If you use your pipeline to analyze documents in only one language, you can manually specify that language.

  1. Open the UIMA pipeline configuration file. From the Configuration/Annotators directory in your project, open the ANNOCONFIG file for your pipeline.
  2. Select the Document Language stage, select Manually specify the document language, and select the document language.

If you use your pipeline to analyze documents in multiple languages, you can specify the possible languages that are evaluated by automatic language detection. In the Document Language stage of the UIMA pipeline configuration file, ensure that the Automatically determine the document language option is selected and then select the possible languages from the Acceptable Languages list.

If the initial portions of the documents that you typically analyze do not contain enough text or real words, you can increase the amount of text that is analyzed during the language identification stage.

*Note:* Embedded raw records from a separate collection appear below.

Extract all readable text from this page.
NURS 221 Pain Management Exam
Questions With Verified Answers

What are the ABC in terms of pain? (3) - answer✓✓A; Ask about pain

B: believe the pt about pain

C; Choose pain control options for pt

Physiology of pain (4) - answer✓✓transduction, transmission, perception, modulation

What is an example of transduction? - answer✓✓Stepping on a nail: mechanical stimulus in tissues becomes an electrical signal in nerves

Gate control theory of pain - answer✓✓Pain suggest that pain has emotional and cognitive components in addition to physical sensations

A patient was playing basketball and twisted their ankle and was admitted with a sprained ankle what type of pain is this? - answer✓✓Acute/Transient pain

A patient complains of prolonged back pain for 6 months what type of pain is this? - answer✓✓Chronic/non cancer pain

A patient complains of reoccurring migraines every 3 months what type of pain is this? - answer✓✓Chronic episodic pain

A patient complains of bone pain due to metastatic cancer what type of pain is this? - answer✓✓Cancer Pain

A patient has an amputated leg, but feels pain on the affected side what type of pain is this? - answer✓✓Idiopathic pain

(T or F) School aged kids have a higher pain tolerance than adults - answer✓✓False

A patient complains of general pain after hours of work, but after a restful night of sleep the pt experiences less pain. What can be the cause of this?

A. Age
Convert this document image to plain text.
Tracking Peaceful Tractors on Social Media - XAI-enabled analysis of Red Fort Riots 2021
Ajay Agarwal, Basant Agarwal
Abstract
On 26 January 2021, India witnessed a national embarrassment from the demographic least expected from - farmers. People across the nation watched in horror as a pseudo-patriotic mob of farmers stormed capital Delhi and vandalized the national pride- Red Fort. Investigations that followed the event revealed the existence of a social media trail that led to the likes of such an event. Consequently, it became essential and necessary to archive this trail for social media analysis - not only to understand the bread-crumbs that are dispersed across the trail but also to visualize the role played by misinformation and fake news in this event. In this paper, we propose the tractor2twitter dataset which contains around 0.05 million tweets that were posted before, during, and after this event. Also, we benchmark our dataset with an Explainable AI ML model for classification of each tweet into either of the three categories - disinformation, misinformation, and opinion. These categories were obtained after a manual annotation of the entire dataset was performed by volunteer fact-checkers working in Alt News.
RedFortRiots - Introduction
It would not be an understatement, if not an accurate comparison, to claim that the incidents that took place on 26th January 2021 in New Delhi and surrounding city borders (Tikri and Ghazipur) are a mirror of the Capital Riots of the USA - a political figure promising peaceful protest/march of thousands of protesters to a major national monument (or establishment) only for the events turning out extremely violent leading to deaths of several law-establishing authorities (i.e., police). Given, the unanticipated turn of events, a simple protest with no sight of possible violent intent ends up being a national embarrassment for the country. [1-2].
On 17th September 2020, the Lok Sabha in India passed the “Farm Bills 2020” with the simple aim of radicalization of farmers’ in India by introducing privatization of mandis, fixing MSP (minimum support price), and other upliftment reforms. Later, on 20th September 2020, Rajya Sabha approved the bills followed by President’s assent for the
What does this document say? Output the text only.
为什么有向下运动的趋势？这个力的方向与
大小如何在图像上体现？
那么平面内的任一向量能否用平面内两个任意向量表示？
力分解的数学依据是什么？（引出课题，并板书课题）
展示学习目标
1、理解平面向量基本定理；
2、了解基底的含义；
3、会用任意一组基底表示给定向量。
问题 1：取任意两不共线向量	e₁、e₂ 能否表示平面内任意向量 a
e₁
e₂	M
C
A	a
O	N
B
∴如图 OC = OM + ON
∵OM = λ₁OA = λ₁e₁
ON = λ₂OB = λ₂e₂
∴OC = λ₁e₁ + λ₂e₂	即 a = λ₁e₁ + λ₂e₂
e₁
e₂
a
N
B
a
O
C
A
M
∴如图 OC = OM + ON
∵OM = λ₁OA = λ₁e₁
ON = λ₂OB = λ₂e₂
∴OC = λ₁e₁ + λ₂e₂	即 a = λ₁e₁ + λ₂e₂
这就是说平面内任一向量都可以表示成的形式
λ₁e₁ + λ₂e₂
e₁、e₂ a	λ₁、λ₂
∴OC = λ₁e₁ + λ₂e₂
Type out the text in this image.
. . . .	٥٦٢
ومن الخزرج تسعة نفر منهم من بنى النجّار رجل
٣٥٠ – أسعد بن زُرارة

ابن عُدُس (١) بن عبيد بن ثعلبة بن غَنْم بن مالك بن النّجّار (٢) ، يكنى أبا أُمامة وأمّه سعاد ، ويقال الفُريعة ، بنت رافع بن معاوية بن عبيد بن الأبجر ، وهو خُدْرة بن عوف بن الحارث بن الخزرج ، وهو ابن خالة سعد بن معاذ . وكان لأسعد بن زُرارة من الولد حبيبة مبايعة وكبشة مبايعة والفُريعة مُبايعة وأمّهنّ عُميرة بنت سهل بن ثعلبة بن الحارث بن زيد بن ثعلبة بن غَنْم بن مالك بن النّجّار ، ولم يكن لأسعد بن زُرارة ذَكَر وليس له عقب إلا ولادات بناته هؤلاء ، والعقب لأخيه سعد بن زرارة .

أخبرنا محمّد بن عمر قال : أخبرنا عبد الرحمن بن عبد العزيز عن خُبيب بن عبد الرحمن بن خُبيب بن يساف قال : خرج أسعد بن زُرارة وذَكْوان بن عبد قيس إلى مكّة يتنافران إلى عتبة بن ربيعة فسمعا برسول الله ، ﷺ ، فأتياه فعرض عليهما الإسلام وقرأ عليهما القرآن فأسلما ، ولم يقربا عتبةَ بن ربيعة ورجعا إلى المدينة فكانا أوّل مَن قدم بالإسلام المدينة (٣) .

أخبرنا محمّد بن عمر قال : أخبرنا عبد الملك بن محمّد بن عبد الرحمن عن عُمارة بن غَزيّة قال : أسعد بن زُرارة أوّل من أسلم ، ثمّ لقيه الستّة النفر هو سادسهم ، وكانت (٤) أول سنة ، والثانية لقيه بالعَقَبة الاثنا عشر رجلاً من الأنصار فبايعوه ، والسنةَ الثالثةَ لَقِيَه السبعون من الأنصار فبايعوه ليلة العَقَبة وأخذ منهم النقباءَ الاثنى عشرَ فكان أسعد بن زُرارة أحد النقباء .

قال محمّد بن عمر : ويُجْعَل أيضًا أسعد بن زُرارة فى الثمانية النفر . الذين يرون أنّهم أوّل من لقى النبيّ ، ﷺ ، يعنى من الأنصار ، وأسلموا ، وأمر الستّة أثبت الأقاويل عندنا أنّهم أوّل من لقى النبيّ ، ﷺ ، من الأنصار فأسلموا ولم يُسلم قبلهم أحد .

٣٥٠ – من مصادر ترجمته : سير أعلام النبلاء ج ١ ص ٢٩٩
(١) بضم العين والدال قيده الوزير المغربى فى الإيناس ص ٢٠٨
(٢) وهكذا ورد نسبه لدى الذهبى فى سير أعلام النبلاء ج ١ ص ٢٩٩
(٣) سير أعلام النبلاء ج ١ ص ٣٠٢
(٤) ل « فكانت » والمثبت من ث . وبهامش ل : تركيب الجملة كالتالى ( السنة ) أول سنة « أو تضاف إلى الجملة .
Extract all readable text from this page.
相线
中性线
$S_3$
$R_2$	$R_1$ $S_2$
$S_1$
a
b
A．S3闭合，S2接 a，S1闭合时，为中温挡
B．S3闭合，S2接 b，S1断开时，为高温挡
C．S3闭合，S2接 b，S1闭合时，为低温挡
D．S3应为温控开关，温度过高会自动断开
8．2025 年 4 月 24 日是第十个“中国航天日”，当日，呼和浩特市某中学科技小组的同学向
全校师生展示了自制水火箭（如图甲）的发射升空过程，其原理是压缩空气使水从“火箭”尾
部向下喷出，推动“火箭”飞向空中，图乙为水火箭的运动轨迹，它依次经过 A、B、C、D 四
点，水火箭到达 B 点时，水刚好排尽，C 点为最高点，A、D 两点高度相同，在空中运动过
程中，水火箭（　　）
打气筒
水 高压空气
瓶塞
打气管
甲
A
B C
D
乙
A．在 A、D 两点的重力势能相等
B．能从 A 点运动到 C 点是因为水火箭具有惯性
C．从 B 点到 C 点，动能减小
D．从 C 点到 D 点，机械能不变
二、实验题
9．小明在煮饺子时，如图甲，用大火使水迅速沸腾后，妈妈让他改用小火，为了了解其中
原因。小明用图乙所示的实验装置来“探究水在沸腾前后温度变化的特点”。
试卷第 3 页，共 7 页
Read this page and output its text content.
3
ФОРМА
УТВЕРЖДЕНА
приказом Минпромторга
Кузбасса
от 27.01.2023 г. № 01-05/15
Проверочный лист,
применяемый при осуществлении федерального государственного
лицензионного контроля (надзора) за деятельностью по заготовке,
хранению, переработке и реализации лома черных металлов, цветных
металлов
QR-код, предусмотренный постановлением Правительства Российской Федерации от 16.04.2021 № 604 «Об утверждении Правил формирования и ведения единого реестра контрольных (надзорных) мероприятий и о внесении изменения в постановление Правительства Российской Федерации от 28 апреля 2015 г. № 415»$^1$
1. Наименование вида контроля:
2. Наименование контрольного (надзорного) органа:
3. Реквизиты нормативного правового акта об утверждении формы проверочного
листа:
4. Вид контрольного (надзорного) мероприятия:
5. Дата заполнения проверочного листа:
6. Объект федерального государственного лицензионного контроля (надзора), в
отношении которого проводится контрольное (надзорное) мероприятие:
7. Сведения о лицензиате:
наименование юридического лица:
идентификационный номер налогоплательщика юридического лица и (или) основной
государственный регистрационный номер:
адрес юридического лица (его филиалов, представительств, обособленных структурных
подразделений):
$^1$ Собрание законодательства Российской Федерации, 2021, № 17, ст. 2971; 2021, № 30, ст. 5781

  1. Enable advanced configuration options. From the menu, click Window > Preferences. In the Preferences window, click Content Analytics Studio > UIMA Annotation Display and select the Show "Advanced configuration" option on pipeline stages check box.
  2. Open the UIMA pipeline configuration file. From the Configuration/Annotators directory in your project, open the ANNOCONFIG file for your pipeline.
  3. Select the Document Language stage and click Advanced Configuration.
  4. Increase the value of the No Group > MaxCharsToExamine parameter. For example, increase the value to 1536. If the documents are still not associated with the correct language, gradually increase the value.